Dr. Gerald Cooperstein Elected IEEE Fellow

12/11/2009 - 80-09r
Contact: Dom Panciarelli, (202) 767-2541

Dr. Gerald Cooperstein, head of the Pulsed Power Physics Branch in the Naval Research Laboratory's Plasma Physics Division, has been elected a Fellow of the Institute for Electrical and Electronics Engineers (IEEE). He is recognized "for contributions to pulsed-power and intense electron and ion-beam technologies and development of x-ray sources for pulsed radiography."

According to the IEEE, elevation to IEEE Fellow is a prestigious honor awarded each year to no more than 0.1% of the full IEEE membership by the Institute Board of Directors. Nominations are made from among Senior Members and nominees must be supported by at least six Fellows. After being reviewed and ranked by the appropriate IEEE Society, the nominations are forwarded to the Institute's Fellow Committee who then recommend a list of candidates to the IEEE Board of Directors for their consideration.

Dr. Cooperstein received both his B.S. degree in physics in 1963 and Ph.D degree in experimental high-energy physics in 1968, from the Massachusetts Institute of Technology. His first two positions were with EG&G and Ion Physics Corporation in Massachusetts. Dr. Cooperstein joined NRL in 1971, as a section head of the Plasma Physics Division, where he was responsible for intense electron beam research on the Gamble I high-voltage, pulsed-power generator.

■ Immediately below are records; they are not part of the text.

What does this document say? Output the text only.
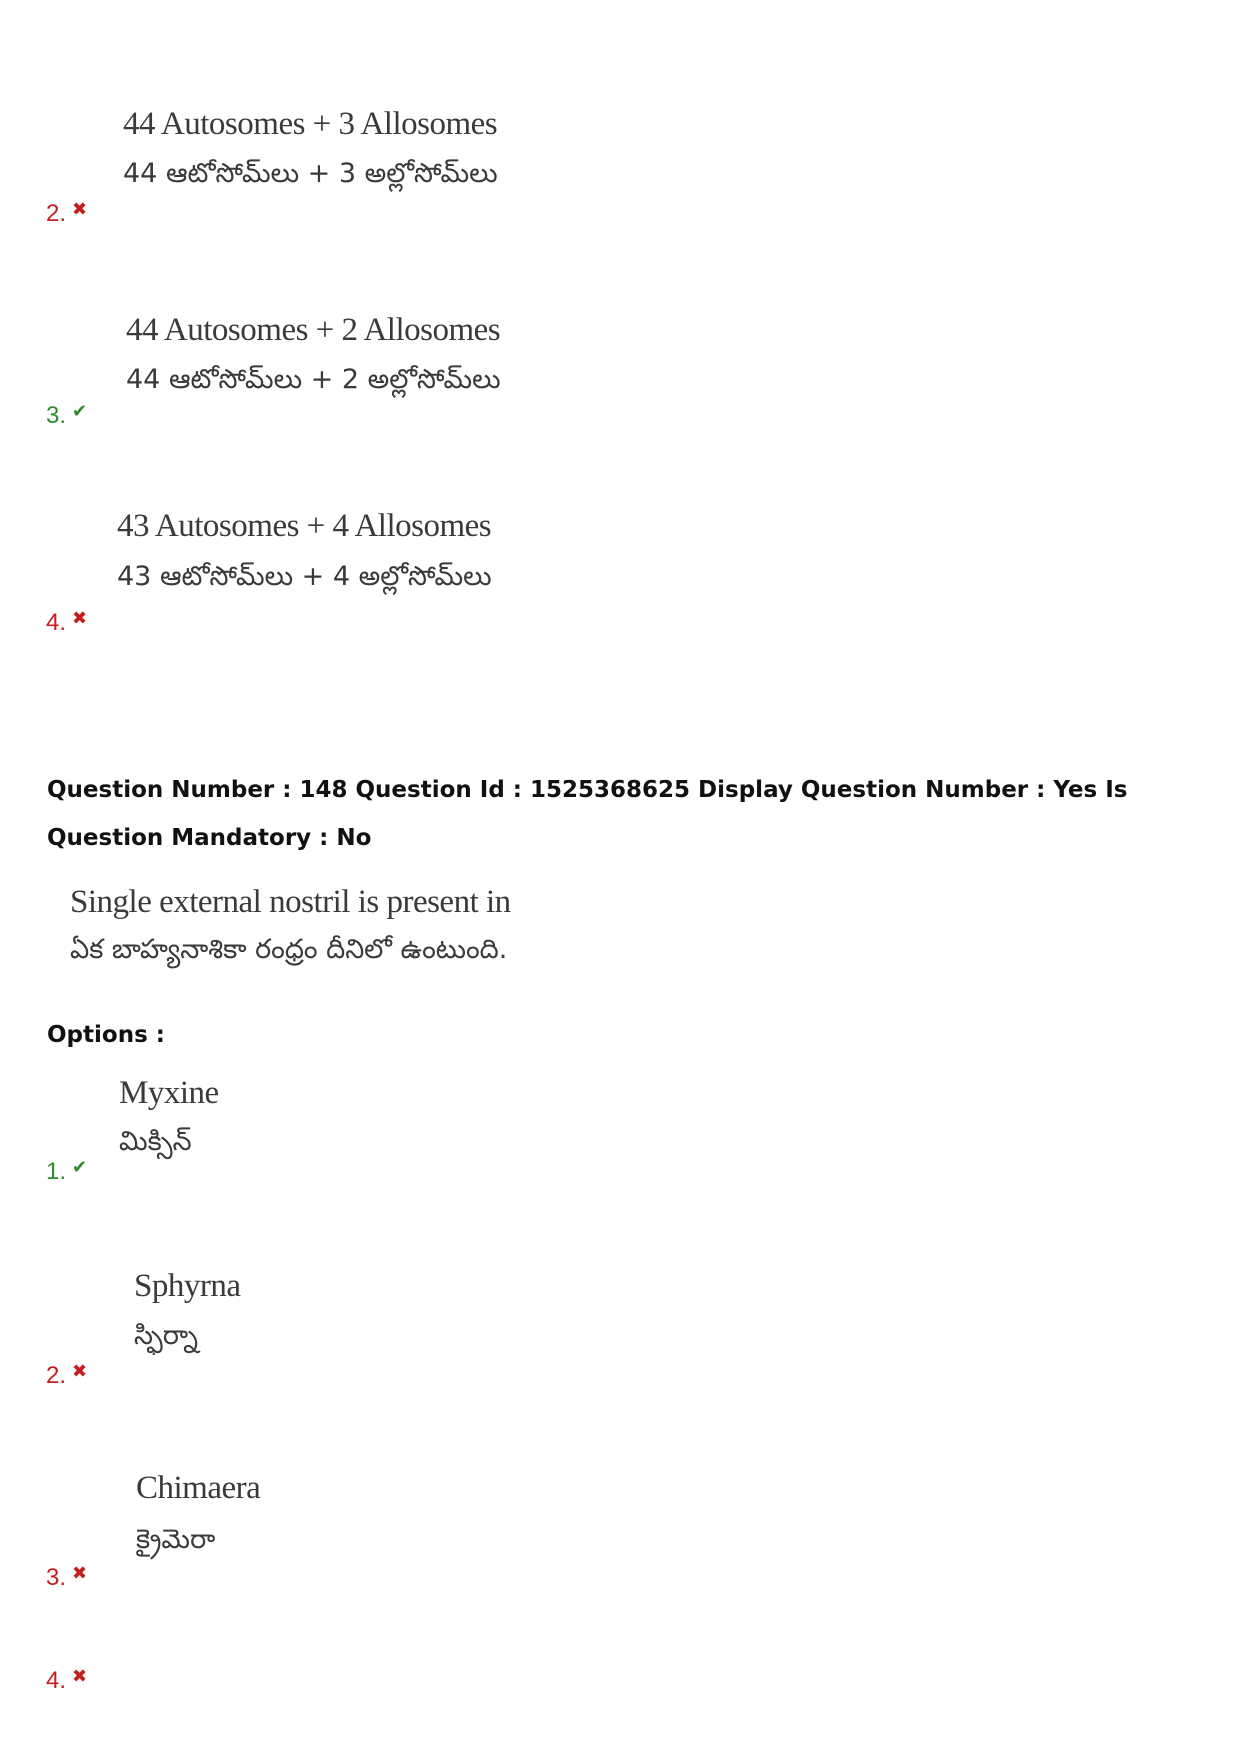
44 Autosomes + 3 Allosomes
44 ఆటోసోమ్‌లు + 3 అల్లోసోమ్‌లు
2. ✖
44 Autosomes + 2 Allosomes
44 ఆటోసోమ్‌లు + 2 అల్లోసోమ్‌లు
3. ✔
43 Autosomes + 4 Allosomes
43 ఆటోసోమ్‌లు + 4 అల్లోసోమ్‌లు
4. ✖
Question Number : 148 Question Id : 1525368625 Display Question Number : Yes Is Question Mandatory : No
Single external nostril is present in
ఏక బాహ్యనాశికా రంధ్రం దీనిలో ఉంటుంది.
Options :
Myxine
మిక్సిన్
1. ✔
Sphyrna
స్ఫిర్నా
2. ✖
Chimaera
క్రైమెరా
3. ✖
4. ✖
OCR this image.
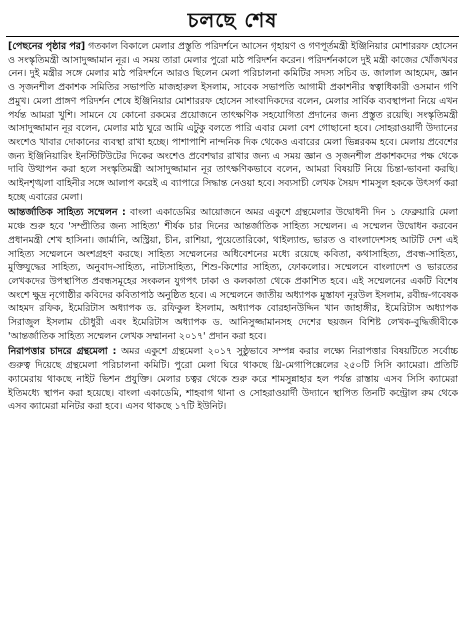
চলছে শেষ

[পেছনের পৃষ্ঠার পর] গতকাল বিকালে মেলার প্রস্তুতি পরিদর্শনে আসেন গৃহায়ণ ও গণপূর্তমন্ত্রী ইঞ্জিনিয়ার মোশাররফ হোসেন ও সংস্কৃতিমন্ত্রী আসাদুজ্জামান নূর। এ সময় তারা মেলার পুরো মাঠ পরিদর্শন করেন। পরিদর্শনকালে দুই মন্ত্রী কাজের খোঁজখবর নেন। দুই মন্ত্রীর সঙ্গে মেলার মাঠ পরিদর্শনে আরও ছিলেন মেলা পরিচালনা কমিটির সদস্য সচিব ড. জালাল আহমেদ, জ্ঞান ও সৃজনশীল প্রকাশক সমিতির সভাপতি মাজহারুল ইসলাম, সাবেক সভাপতি আগামী প্রকাশনীর স্বত্বাধিকারী ওসমান গণি প্রমুখ। মেলা প্রাঙ্গণ পরিদর্শন শেষে ইঞ্জিনিয়ার মোশাররফ হোসেন সাংবাদিকদের বলেন, মেলার সার্বিক ব্যবস্থাপনা নিয়ে এখন পর্যন্ত আমরা খুশি। সামনে যে কোনো রকমের প্রয়োজনে তাৎক্ষণিক সহযোগিতা প্রদানের জন্য প্রস্তুত রয়েছি। সংস্কৃতিমন্ত্রী আসাদুজ্জামান নূর বলেন, মেলার মাঠ ঘুরে আমি এটুকু বলতে পারি এবার মেলা বেশ গোছানো হবে। সোহরাওয়ার্দী উদ্যানের অংশেও খাবার দোকানের ব্যবস্থা রাখা হচ্ছে। পাশাপাশি নান্দনিক দিক থেকেও এবারের মেলা ভিন্নরকম হবে। মেলায় প্রবেশের জন্য ইঞ্জিনিয়ারিং ইনস্টিটিউটের দিকের অংশেও প্রবেশদ্বার রাখার জন্য এ সময় জ্ঞান ও সৃজনশীল প্রকাশকদের পক্ষ থেকে দাবি উত্থাপন করা হলে সংস্কৃতিমন্ত্রী আসাদুজ্জামান নূর তাৎক্ষণিকভাবে বলেন, আমরা বিষয়টি নিয়ে চিন্তা-ভাবনা করছি। আইনশৃঙ্খলা বাহিনীর সঙ্গে আলাপ করেই এ ব্যাপারে সিদ্ধান্ত নেওয়া হবে। সব্যসাচী লেখক সৈয়দ শামসুল হককে উৎসর্গ করা হচ্ছে এবারের মেলা।

আন্তর্জাতিক সাহিত্য সম্মেলন : বাংলা একাডেমির আয়োজনে অমর একুশে গ্রন্থমেলার উদ্বোধনী দিন ১ ফেব্রুয়ারি মেলা মঞ্চে শুরু হবে 'সম্প্রীতির জন্য সাহিত্য' শীর্ষক চার দিনের আন্তর্জাতিক সাহিত্য সম্মেলন। এ সম্মেলন উদ্বোধন করবেন প্রধানমন্ত্রী শেখ হাসিনা। জার্মানি, অস্ট্রিয়া, চীন, রাশিয়া, পুয়েতোরিকো, থাইল্যান্ড, ভারত ও বাংলাদেশসহ আটটি দেশ এই সাহিত্য সম্মেলনে অংশগ্রহণ করছে। সাহিত্য সম্মেলনের অধিবেশনের মধ্যে রয়েছে কবিতা, কথাসাহিত্য, প্রবন্ধ-সাহিত্য, মুক্তিযুদ্ধের সাহিত্য, অনুবাদ-সাহিত্য, নাট্যসাহিত্য, শিশু-কিশোর সাহিত্য, ফোকলোর। সম্মেলনে বাংলাদেশ ও ভারতের লেখকদের উপস্থাপিত প্রবন্ধসমূহের সংকলন যুগপৎ ঢাকা ও কলকাতা থেকে প্রকাশিত হবে। এই সম্মেলনের একটি বিশেষ অংশে ক্ষুদ্র নৃগোষ্ঠীর কবিদের কবিতাপাঠ অনুষ্ঠিত হবে। এ সম্মেলনে জাতীয় অধ্যাপক মুস্তাফা নূরউল ইসলাম, রবীন্দ্র-গবেষক আহমদ রফিক, ইমেরিটাস অধ্যাপক ড. রফিকুল ইসলাম, অধ্যাপক বোরহানউদ্দিন খান জাহাঙ্গীর, ইমেরিটাস অধ্যাপক সিরাজুল ইসলাম চৌধুরী এবং ইমেরিটাস অধ্যাপক ড. আনিসুজ্জামানসহ দেশের ছয়জন বিশিষ্ট লেখক-বুদ্ধিজীবীকে 'আন্তর্জাতিক সাহিত্য সম্মেলন লেখক সম্মাননা ২০১৭' প্রদান করা হবে।

নিরাপত্তার চাদরে গ্রন্থমেলা : অমর একুশে গ্রন্থমেলা ২০১৭ সুষ্ঠুভাবে সম্পন্ন করার লক্ষ্যে নিরাপত্তার বিষয়টিতে সর্বোচ্চ গুরুত্ব দিয়েছে গ্রন্থমেলা পরিচালনা কমিটি। পুরো মেলা ঘিরে থাকছে থ্রি-মেগাপিক্সেলের ২৫০টি সিসি ক্যামেরা। প্রতিটি ক্যামেরায় থাকছে নাইট ভিশন প্রযুক্তি। মেলার চত্বর থেকে শুরু করে শামসুন্নাহার হল পর্যন্ত রাস্তায় এসব সিসি ক্যামেরা ইতিমধ্যে স্থাপন করা হয়েছে। বাংলা একাডেমি, শাহবাগ থানা ও সোহরাওয়ার্দী উদ্যানে স্থাপিত তিনটি কন্ট্রোল রুম থেকে এসব ক্যামেরা মনিটর করা হবে। এসব থাকছে ১৭টি ইউনিট।
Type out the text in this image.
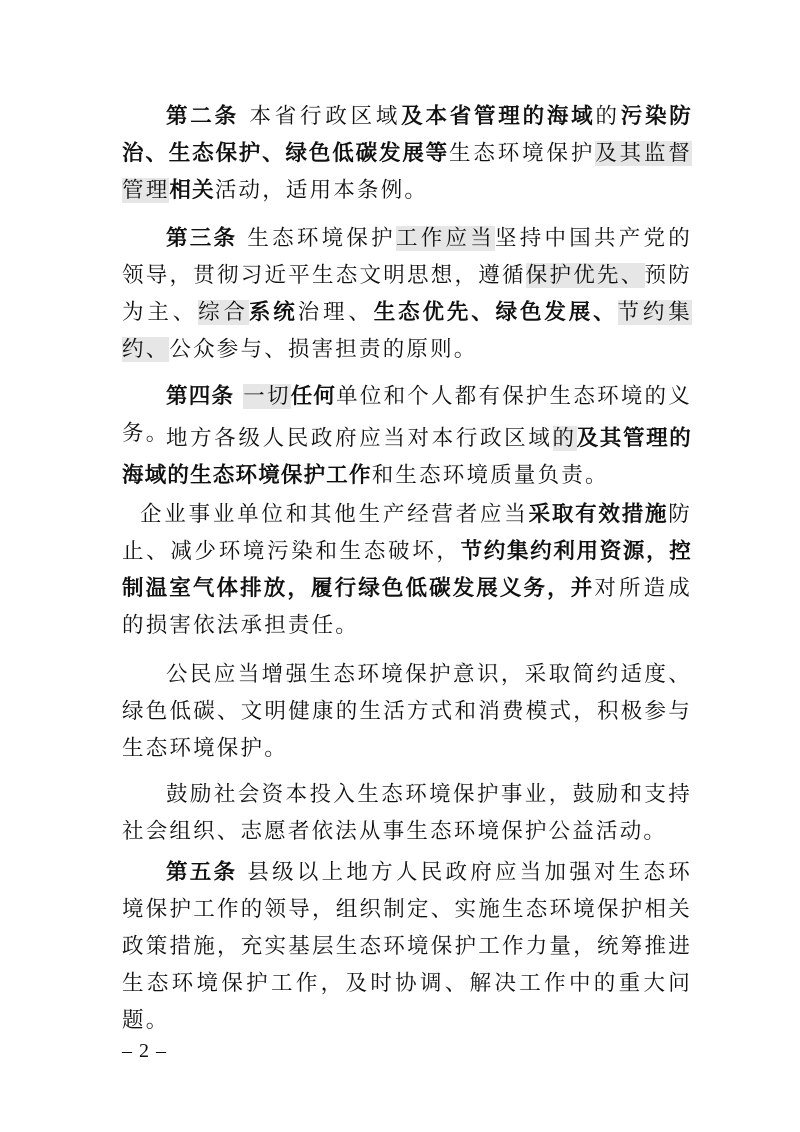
第二条 本省行政区域及本省管理的海域的污染防治、生态保护、绿色低碳发展等生态环境保护及其监督管理相关活动，适用本条例。

第三条 生态环境保护工作应当坚持中国共产党的领导，贯彻习近平生态文明思想，遵循保护优先、预防为主、综合系统治理、生态优先、绿色发展、节约集约、公众参与、损害担责的原则。

第四条 一切任何单位和个人都有保护生态环境的义务。

地方各级人民政府应当对本行政区域的及其管理的海域的生态环境保护工作和生态环境质量负责。

企业事业单位和其他生产经营者应当采取有效措施防止、减少环境污染和生态破坏，节约集约利用资源，控制温室气体排放，履行绿色低碳发展义务，并对所造成的损害依法承担责任。

公民应当增强生态环境保护意识，采取简约适度、绿色低碳、文明健康的生活方式和消费模式，积极参与生态环境保护。

鼓励社会资本投入生态环境保护事业，鼓励和支持社会组织、志愿者依法从事生态环境保护公益活动。

第五条 县级以上地方人民政府应当加强对生态环境保护工作的领导，组织制定、实施生态环境保护相关政策措施，充实基层生态环境保护工作力量，统筹推进生态环境保护工作，及时协调、解决工作中的重大问题。

– 2 –
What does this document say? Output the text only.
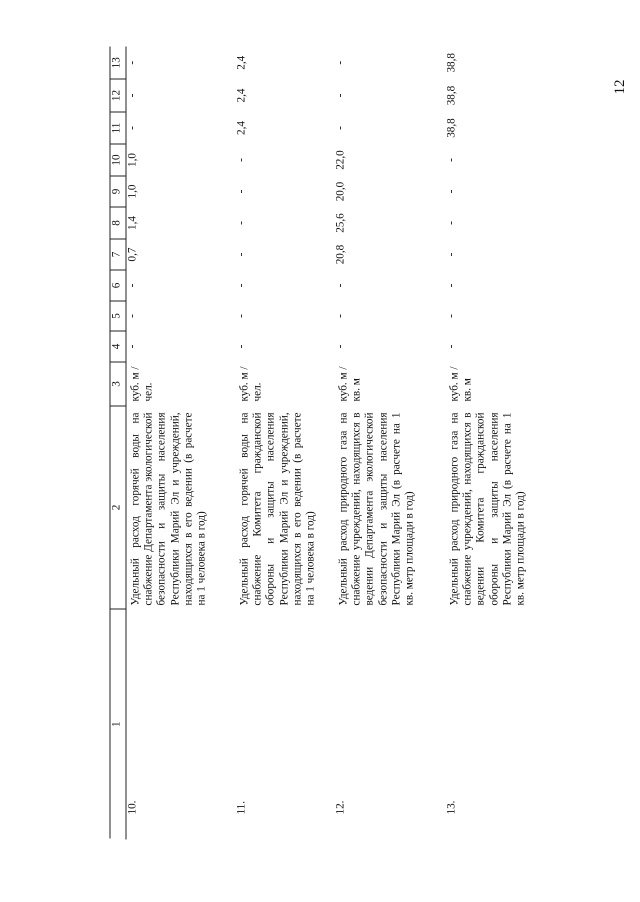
12
1	2	3	4	5	6	7	8	9	10	11	12	13

10.	Удельный расход горячей воды на снабжение Департамента экологической безопасности и защиты населения Республики Марий Эл и учреждений, находящихся в его ведении (в расчете на 1 человека в год)	куб. м / чел.	-	-	-	0,7	1,4	1,0	1,0	-	-	-

11.	Удельный расход горячей воды на снабжение Комитета гражданской обороны и защиты населения Республики Марий Эл и учреждений, находящихся в его ведении (в расчете на 1 человека в год)	куб. м / чел.	-	-	-	-	-	-	-	2,4	2,4	2,4

12.	Удельный расход природного газа на снабжение учреждений, находящихся в ведении Департамента экологической безопасности и защиты населения Республики Марий Эл (в расчете на 1 кв. метр площади в год)	куб. м / кв. м	-	-	-	20,8	25,6	20,0	22,0	-	-	-

13.	Удельный расход природного газа на снабжение учреждений, находящихся в ведении Комитета гражданской обороны и защиты населения Республики Марий Эл (в расчете на 1 кв. метр площади в год)	куб. м / кв. м	-	-	-	-	-	-	-	38,8	38,8	38,8
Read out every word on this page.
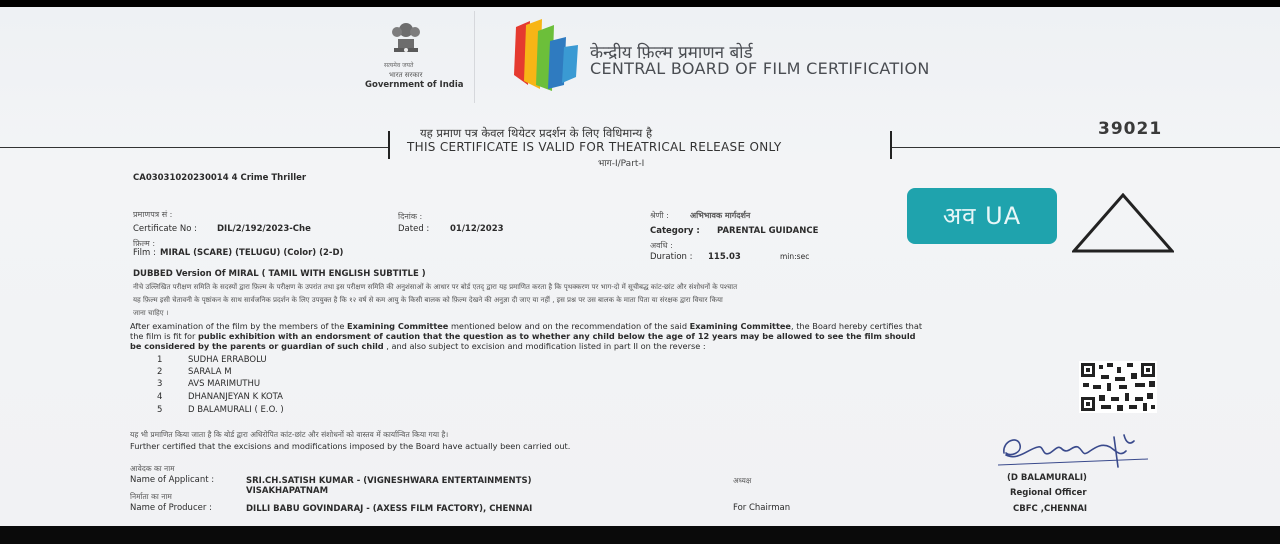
सत्यमेव जयते
भारत सरकार
Government of India
केन्द्रीय फ़िल्म प्रमाणन बोर्ड
CENTRAL BOARD OF FILM CERTIFICATION
यह प्रमाण पत्र केवल थियेटर प्रदर्शन के लिए विधिमान्य है
THIS CERTIFICATE IS VALID FOR THEATRICAL RELEASE ONLY
भाग-I/Part-I
39021
CA03031020230014 4 Crime Thriller
प्रमाणपत्र सं :
Certificate No : DIL/2/192/2023-Che
दिनांक :
Dated : 01/12/2023
श्रेणी :	अभिभावक मार्गदर्शन
Category : PARENTAL GUIDANCE
फ़िल्म :
Film : MIRAL (SCARE) (TELUGU) (Color) (2-D)
अवधि :
Duration : 115.03	min:sec
DUBBED Version Of MIRAL ( TAMIL WITH ENGLISH SUBTITLE )
अव UA
नीचे उल्लिखित परीक्षण समिति के सदस्यों द्वारा फ़िल्म के परीक्षण के उपरांत तथा इस परीक्षण समिति की अनुशंसाओं के आधार पर बोर्ड एतद् द्वारा यह प्रमाणित करता है कि पृथक्करण पर भाग-दो में सूचीबद्ध कांट-छांट और संशोधनों के पश्चात
यह फ़िल्म इसी चेतावनी के पृष्ठांकन के साथ सार्वजनिक प्रदर्शन के लिए उपयुक्त है कि १२ वर्ष से कम आयु के किसी बालक को फ़िल्म देखने की अनुज्ञा दी जाए या नहीं , इस प्रश्न पर उस बालक के माता पिता या संरक्षक द्वारा विचार किया
जाना चाहिए ।
After examination of the film by the members of the Examining Committee mentioned below and on the recommendation of the said Examining Committee, the Board hereby certifies that
the film is fit for public exhibition with an endorsment of caution that the question as to whether any child below the age of 12 years may be allowed to see the film should
be considered by the parents or guardian of such child , and also subject to excision and modification listed in part II on the reverse :
1	SUDHA ERRABOLU
2	SARALA M
3	AVS MARIMUTHU
4	DHANANJEYAN K KOTA
5	D BALAMURALI ( E.O. )
यह भी प्रमाणित किया जाता है कि बोर्ड द्वारा अधिरोपित कांट-छांट और संशोधनों को वास्तव में कार्यान्वित किया गया है।
Further certified that the excisions and modifications imposed by the Board have actually been carried out.
आवेदक का नाम
Name of Applicant :	SRI.CH.SATISH KUMAR - (VIGNESHWARA ENTERTAINMENTS)
VISAKHAPATNAM
निर्माता का नाम
Name of Producer :	DILLI BABU GOVINDARAJ - (AXESS FILM FACTORY), CHENNAI
अध्यक्ष
For Chairman
(D BALAMURALI)
Regional Officer
CBFC ,CHENNAI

Dr. Cooperstein has an exceptional record of achievement for over three decades in the technology and applications of high-voltage pulsed-power with emphasis on intense electron and ion beam generation. His most distinctive contributions started with understanding the role of ions in self-pinched electron beam diodes which led to the first experiments on generation, focusing and transport with high current (~0.5 MA) ion beams in the mid-70's. This work helped spawn light ion-beam Inertial Confinement Fusion research at Sandia National Laboratories and in several countries around the world. Most recently, Dr. Cooperstein and his group are using these intense ion beams to generate intense pulses of characteristic gamma-rays and neutrons for the detection of special nuclear material. In the 1980's, he contributed to the first demonstration of power multiplication using both short and long-conduction-time plasma opening switches, offering the promise of compact, inductively-driven pulsed-power generators. Again, this work spawned numerous research efforts around the world. Dr. Cooperstein's most distinctive contribution is the development of the rod-pinch diode where his research efforts and managerial leadership over the last decade have led to major improvements in the intensity and spot-size of intense pulsed x-ray radiography sources.

Dr. Cooperstein was elected a Fellow of the American Physical Society in 1987. He was a guest editor of a special issue of IEEE "Transactions of Plasma Science" (December 1987), devoted to plasma opening switches, and a special issue devoted to pulsed-power science and technology (April 1997). In 1992, he served as co-chairman of BEAMS '92, the 9th International Conference of High-Power Particle Beams in Washington, DC. In 1995, Dr. Cooperstein served as technical chairman of the 10th IEEE International Pulsed-Power Conference in Albuquerque, New Mexico, and in 1997 chairman of the 11th IEEE International Pulsed-Power Conference in Baltimore, MD. In addition, he served as co-editor of the published proceedings for all three conferences. Dr. Cooperstein received the 1999 IEEE Peter Haas Pulsed-Power Award, and the 2007 NRL Sigma Xi Applied Science Award. He is currently the head of NRL's Pulsed-Power Physics Branch, which is responsible for research into the technology and applications of pulsed-power science. Under his leadership, the branch performs pioneering research in the areas of: intense electron and ion beams, intense x-ray sources, plasma opening switches, inductive energy storage, electromagnetic launchers, active detection of fissile material, and advanced energetics via stimulated nuclear decay. Dr. Cooperstein has authored or co-authored over 150 publications in many of these topic areas.